Alec Krynn La Vertu du Péché Ishiola obscure

Ishiola obscure

Les compagnons passèrent la nuit à Fort Corbeau. D’ordinaire, une fête mémorable s’étendant sur toute une semaine résonnait entre ses immenses murs afin de célébrer le nouveau Commandant. Rael avait cependant décrété qu’en mémoire des braves ayant périt sur la place, des malheureux décédés dans les geôles à tort et du décès de celui qui fut durant presque trois décennies un homme admirable, aucune célébration n’aurait lieu. Pas la moindre cloche ne sonna, pas une seule note de musique ne résonna dans l’air. Les drapeaux claquant d’ordinaire dans les vents éternels soufflant dans ses hautes tours étaient désormais en bernes. Jamais plus l’emblème du Corbeau ne défierait les bourrasques à présent qu’un Morozini n’était plus maître des lieux.

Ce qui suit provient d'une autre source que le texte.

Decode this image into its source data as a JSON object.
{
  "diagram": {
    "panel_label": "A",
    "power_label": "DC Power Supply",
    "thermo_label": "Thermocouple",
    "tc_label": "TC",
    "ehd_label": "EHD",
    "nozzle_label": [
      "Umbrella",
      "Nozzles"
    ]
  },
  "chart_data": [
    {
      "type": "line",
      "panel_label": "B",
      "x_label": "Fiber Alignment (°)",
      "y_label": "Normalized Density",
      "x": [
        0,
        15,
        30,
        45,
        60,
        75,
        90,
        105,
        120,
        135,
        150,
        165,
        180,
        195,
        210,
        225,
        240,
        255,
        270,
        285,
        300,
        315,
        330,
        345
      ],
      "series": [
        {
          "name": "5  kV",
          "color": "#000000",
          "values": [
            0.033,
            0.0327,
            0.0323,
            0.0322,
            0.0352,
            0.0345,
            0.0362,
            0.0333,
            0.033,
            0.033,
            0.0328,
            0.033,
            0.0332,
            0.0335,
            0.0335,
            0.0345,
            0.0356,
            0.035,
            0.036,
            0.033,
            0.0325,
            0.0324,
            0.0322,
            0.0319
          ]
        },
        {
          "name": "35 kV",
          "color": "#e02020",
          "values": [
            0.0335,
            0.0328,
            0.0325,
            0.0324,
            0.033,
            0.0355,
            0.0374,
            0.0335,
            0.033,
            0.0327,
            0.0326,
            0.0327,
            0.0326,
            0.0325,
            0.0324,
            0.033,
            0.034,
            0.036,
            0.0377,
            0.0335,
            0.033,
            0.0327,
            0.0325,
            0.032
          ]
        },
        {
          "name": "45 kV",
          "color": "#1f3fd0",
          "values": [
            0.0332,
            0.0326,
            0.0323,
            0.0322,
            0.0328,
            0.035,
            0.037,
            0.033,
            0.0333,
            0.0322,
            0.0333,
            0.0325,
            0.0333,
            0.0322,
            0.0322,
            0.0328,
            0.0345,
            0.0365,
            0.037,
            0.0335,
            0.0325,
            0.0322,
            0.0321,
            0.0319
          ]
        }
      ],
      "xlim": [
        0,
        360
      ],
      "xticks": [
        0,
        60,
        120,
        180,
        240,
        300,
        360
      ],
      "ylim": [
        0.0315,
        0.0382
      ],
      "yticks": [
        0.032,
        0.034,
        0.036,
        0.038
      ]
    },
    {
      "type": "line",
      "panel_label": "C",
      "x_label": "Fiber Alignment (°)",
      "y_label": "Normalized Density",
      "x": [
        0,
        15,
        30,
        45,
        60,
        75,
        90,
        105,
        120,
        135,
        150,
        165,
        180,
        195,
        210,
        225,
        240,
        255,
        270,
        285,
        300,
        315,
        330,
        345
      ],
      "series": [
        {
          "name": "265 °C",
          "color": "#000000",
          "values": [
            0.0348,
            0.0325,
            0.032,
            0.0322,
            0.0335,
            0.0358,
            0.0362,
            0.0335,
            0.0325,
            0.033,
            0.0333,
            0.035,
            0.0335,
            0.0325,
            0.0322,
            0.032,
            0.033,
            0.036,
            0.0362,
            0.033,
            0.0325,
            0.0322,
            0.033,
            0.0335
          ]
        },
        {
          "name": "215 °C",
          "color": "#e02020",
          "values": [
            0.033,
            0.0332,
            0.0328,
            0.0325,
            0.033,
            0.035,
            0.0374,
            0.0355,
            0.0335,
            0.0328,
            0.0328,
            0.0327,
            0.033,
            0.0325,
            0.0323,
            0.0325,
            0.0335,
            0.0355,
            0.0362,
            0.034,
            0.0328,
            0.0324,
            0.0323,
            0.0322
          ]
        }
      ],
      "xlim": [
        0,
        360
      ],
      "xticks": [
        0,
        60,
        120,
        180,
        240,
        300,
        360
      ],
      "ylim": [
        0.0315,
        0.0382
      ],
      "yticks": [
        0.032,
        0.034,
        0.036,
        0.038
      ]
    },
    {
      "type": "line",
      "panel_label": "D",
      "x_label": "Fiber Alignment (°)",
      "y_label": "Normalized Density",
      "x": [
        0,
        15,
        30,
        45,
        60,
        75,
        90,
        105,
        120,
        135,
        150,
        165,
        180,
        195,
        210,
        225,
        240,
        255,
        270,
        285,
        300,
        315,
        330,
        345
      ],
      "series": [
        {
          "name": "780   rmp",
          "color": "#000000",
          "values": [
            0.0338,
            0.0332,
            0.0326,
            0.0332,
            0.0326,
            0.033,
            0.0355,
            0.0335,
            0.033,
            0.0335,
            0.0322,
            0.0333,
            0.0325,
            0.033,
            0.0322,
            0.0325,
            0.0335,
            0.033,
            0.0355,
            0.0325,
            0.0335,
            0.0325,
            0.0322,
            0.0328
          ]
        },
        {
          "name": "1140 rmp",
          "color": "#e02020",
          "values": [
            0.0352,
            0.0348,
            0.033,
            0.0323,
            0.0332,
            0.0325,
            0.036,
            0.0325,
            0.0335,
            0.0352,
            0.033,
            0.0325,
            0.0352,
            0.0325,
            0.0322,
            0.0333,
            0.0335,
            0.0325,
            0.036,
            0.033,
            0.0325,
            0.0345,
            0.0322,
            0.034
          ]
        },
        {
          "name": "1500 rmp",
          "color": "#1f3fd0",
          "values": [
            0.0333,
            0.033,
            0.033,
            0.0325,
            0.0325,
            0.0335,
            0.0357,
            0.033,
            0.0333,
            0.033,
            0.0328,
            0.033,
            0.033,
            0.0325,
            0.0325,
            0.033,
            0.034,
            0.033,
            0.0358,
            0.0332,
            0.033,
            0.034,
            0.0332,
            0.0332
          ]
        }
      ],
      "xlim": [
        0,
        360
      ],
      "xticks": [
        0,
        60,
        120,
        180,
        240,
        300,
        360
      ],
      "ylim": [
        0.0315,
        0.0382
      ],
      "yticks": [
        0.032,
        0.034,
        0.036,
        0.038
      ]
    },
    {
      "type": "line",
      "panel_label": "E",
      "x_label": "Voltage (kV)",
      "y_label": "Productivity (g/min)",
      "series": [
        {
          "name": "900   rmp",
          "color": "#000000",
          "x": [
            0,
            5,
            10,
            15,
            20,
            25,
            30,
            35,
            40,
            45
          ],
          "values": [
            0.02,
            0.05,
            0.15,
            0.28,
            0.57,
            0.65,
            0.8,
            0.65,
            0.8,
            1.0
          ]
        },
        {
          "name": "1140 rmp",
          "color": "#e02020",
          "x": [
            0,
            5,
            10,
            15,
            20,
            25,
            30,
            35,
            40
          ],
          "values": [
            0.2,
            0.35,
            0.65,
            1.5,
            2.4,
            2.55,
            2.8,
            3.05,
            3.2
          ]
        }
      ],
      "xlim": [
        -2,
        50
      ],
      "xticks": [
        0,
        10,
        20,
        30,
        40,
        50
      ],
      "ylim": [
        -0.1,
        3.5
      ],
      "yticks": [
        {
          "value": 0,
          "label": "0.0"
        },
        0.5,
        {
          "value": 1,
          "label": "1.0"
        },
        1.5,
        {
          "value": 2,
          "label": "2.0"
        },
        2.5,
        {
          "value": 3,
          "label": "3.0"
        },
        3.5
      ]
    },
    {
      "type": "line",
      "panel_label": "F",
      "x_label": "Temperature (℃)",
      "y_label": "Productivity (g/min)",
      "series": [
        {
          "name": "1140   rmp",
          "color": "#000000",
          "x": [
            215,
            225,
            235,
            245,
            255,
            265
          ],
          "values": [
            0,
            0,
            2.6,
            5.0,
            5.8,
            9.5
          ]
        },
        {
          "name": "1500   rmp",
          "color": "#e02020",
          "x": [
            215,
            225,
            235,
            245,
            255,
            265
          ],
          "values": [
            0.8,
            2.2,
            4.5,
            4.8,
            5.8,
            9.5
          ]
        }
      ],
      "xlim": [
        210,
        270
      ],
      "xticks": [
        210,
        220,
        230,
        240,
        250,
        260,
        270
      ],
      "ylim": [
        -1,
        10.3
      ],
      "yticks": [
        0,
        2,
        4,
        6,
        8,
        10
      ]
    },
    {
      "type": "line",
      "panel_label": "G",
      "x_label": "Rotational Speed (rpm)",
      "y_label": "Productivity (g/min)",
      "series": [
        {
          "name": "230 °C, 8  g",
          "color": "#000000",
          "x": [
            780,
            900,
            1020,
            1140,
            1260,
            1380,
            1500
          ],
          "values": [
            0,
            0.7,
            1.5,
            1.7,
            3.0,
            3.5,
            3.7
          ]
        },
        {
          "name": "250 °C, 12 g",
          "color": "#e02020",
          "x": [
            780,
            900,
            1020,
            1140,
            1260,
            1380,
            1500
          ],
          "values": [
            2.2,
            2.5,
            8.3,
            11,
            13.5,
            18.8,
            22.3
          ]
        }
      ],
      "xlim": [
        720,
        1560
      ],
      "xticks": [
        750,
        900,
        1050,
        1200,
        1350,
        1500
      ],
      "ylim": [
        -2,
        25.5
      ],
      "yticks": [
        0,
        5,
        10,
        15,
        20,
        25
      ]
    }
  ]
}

Aucun d’eux ne trouva le repos. Ils se levèrent avec le soleil et se rendirent sur la place pour retrouver Mack, comme il en avait été convenu. Delilah remarqua tout de suite le changement d’atmosphère. Elle avait senti l’odeur du bois brûlé lorsque Rael avait jeté sa torche sur l’arbre recouvert de poix à l’odeur écœurante. Fenêtre de la chambre ouverte, elle avait observé la lueur des flammes dévorer le terrible symbole et ne ferma ses yeux que lorsque la lumière orange cessa de danser sur le mur en face d’elle. À présent, l’arbre aux pendus n’était plus. Il ne restait de sa présence qu’un large cercle noirci ratissé avec soin par un homme. Leonhart observa avec intérêt l’individu planter un étrange végétal irisé et le recouvrir avec précaution. Une large tige germa avec une rapidité stupéfiante et une fleur immense déploya ses pétales majestueux d’un noir profond, tandis que son cœur d’un blanc éclatant semblait absorber le soleil pour refléter chaque teinte de la lumière ainsi captée. La corolle s’illumina alors et le mage aurait juré que l’efflorescence ondoyante était en vie et qu’elle chantait d’une voix silencieuse une mélopée d’une tristesse absolue.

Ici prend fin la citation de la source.